Google the word “geography”, and you will see that it is – in part – the study of the distribution of population. That concept of population distribution is one of the fundamental pillars of our electoral system. For electoral purposes, our country is divided into discrete geographical units – constituencies – at the Federal level, districts at the local level, based on the population. The expectation is that each unit ought to contain as near equal inhabitants as possible.
Each inhabitant of each geographical unit has an address that is considered his or her ordinary residence. It is this ordinary residence that qualifies the inhabitant to vote in that constituency upon satisfying all other conditions precedent to becoming registered as a voter. The definition of ordinary residency has generated much controversy over the years.
The election legislation describes ordinary residence as “… generally the place which [a person] has always been or which he or she has adopted as, the place of his or her habitation or home, whereto when away from there he or she intends to return”. To remove any doubt, it goes on to clarify that ordinary residence is not a place where a person has come for the purpose of engaging temporarily in any employment of a seasonal character of not more than six months at any one time.
However, ordinary residence does not apply to ALL persons.
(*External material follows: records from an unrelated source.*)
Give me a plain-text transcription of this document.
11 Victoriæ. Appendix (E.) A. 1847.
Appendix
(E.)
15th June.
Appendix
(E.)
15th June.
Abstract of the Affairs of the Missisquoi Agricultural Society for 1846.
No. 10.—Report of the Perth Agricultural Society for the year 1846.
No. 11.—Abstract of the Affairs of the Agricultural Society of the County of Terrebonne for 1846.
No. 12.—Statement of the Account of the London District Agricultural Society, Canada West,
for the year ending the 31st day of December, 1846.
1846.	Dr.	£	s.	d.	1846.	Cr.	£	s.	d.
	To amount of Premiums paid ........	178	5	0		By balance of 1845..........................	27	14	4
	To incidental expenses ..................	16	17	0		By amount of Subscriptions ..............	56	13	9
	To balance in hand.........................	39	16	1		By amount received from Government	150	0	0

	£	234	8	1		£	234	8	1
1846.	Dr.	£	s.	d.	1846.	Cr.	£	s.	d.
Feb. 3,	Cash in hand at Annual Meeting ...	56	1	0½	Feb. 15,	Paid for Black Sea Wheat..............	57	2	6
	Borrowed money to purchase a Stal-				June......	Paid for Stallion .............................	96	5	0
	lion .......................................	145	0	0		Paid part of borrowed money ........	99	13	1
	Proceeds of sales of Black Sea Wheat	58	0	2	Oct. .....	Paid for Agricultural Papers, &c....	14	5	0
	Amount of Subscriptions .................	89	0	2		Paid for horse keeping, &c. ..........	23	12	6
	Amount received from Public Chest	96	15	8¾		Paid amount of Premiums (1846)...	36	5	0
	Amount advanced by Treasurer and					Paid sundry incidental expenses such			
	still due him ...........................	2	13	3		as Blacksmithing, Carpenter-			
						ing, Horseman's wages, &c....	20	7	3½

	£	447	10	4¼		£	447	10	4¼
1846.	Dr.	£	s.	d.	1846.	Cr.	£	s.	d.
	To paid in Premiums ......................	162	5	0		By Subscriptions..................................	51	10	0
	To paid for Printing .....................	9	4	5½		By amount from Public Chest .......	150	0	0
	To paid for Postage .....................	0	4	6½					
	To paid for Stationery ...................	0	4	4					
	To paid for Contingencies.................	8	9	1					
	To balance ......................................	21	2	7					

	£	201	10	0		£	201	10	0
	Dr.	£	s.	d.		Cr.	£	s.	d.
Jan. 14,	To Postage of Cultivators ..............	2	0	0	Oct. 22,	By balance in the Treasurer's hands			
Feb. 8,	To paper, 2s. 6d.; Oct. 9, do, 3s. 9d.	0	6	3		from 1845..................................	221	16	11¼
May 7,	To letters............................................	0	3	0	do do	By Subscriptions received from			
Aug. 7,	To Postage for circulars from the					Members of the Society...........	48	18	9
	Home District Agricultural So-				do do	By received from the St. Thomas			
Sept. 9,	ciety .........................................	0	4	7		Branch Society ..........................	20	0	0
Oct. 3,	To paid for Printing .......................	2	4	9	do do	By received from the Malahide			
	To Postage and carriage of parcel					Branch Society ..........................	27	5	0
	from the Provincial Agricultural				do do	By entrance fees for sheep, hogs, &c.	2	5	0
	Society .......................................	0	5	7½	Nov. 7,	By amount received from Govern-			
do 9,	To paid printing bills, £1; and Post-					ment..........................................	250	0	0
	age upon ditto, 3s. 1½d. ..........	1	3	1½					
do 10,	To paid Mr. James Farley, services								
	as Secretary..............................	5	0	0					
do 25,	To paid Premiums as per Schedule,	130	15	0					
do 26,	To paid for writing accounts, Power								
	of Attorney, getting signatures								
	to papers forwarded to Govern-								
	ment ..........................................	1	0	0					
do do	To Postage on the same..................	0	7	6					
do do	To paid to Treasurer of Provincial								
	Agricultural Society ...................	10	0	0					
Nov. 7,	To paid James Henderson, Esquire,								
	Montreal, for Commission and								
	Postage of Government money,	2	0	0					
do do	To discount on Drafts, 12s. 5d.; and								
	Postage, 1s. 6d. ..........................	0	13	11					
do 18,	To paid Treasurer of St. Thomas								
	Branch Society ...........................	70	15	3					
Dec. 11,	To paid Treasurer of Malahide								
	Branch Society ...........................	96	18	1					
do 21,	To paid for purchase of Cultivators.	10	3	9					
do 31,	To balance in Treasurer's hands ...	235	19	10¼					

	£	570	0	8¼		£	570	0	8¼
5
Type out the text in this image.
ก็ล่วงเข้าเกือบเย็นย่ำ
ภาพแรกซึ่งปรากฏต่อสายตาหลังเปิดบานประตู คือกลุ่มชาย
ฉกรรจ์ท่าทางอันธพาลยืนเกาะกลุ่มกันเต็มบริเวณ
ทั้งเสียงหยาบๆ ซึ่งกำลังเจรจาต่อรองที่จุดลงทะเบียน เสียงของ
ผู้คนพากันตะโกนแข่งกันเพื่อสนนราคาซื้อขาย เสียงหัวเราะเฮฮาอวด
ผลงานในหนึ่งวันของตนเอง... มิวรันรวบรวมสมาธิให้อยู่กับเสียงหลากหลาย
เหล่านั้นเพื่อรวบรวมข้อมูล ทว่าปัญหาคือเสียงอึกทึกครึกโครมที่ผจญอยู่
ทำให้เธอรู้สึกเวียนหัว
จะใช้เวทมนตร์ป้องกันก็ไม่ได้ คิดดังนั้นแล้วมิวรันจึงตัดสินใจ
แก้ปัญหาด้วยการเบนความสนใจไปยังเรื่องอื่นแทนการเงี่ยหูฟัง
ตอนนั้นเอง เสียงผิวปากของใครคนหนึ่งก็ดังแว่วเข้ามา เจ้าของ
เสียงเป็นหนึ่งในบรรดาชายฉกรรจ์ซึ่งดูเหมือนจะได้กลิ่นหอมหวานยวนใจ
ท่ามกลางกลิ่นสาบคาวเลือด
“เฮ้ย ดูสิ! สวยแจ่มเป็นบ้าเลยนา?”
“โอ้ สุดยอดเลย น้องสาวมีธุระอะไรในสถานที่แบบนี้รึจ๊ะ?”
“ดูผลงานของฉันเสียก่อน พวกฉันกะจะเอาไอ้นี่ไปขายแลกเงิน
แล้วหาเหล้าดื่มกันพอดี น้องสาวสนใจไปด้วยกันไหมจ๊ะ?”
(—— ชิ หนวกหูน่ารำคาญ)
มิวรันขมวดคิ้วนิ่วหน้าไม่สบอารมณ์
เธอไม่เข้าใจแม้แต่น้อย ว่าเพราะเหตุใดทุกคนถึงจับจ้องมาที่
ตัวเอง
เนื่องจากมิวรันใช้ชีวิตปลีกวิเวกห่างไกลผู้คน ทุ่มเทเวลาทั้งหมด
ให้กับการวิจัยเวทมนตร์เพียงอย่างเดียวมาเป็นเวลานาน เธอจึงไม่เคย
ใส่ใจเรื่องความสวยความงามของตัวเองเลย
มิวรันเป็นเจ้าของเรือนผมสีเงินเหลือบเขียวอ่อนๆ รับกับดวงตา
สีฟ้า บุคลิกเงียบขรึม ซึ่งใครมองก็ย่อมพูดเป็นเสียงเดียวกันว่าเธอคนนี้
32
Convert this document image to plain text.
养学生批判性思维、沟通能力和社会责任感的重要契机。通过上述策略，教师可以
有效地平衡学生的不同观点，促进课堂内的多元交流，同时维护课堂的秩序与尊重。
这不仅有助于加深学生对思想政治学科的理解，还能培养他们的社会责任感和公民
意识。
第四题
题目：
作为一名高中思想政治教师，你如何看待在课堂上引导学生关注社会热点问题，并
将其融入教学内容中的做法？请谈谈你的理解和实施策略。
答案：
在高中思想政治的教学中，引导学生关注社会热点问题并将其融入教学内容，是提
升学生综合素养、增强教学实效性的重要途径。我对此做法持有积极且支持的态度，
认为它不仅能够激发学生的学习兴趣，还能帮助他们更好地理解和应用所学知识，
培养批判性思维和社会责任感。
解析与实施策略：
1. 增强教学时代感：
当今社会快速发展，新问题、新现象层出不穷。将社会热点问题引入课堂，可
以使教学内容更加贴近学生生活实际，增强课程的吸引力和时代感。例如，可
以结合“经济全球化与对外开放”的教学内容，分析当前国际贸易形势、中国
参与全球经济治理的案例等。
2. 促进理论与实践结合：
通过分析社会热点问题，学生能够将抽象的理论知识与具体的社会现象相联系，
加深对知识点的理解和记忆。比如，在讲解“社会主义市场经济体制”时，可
The law allows some persons to escape the residency condition and allows them to substitute the concept of domicile in its stead. These are citizens who reside overseas.
Domicile is more closely aligned to the country [nation] than to a residential address, so to determine placement in these cases, the law identifies the appropriate geographical location (the constituency) for a citizen who lives overseas but is domiciled in the Federation. If they were resident and then migrated, the constituency from which they left would be the correct one.
For the citizen who lives overseas and has never lived here who qualifies via domicile, the appropriate constituency to be registered in is the one where the person’s mother is or was, but for migration or death, ordinarily resident. If that person’s mother has never been ordinarily resident in the Federation, that person may use the constituency where the father is or was, but for migration or death, ordinarily resident.
No mention is made in the legislation about domicile via grandparent(s) or spouse although citizenship can be obtained via either. Similarly, no mention is made of economic citizens. The latter are prohibited from registration under the Citizenship Act but not under the National Assembly Elections Act.
There is a belief that there is an unfairness in the system that restricts resident citizens to a criterion that does not apply to non-resident citizens. That is the perceived bias which the amendment that was debated in the House last November was all about. If this amendment is passed every citizen would be subject to the same 6-month continuous residency in a constituency in order to claim “ordinary residence”. Domicile would be removed as a qualifying condition. Address-based Objections as well as Transfers would both be subject to a 6 month residency.
All this is in furtherance of one person one vote in the right place and fairness to all.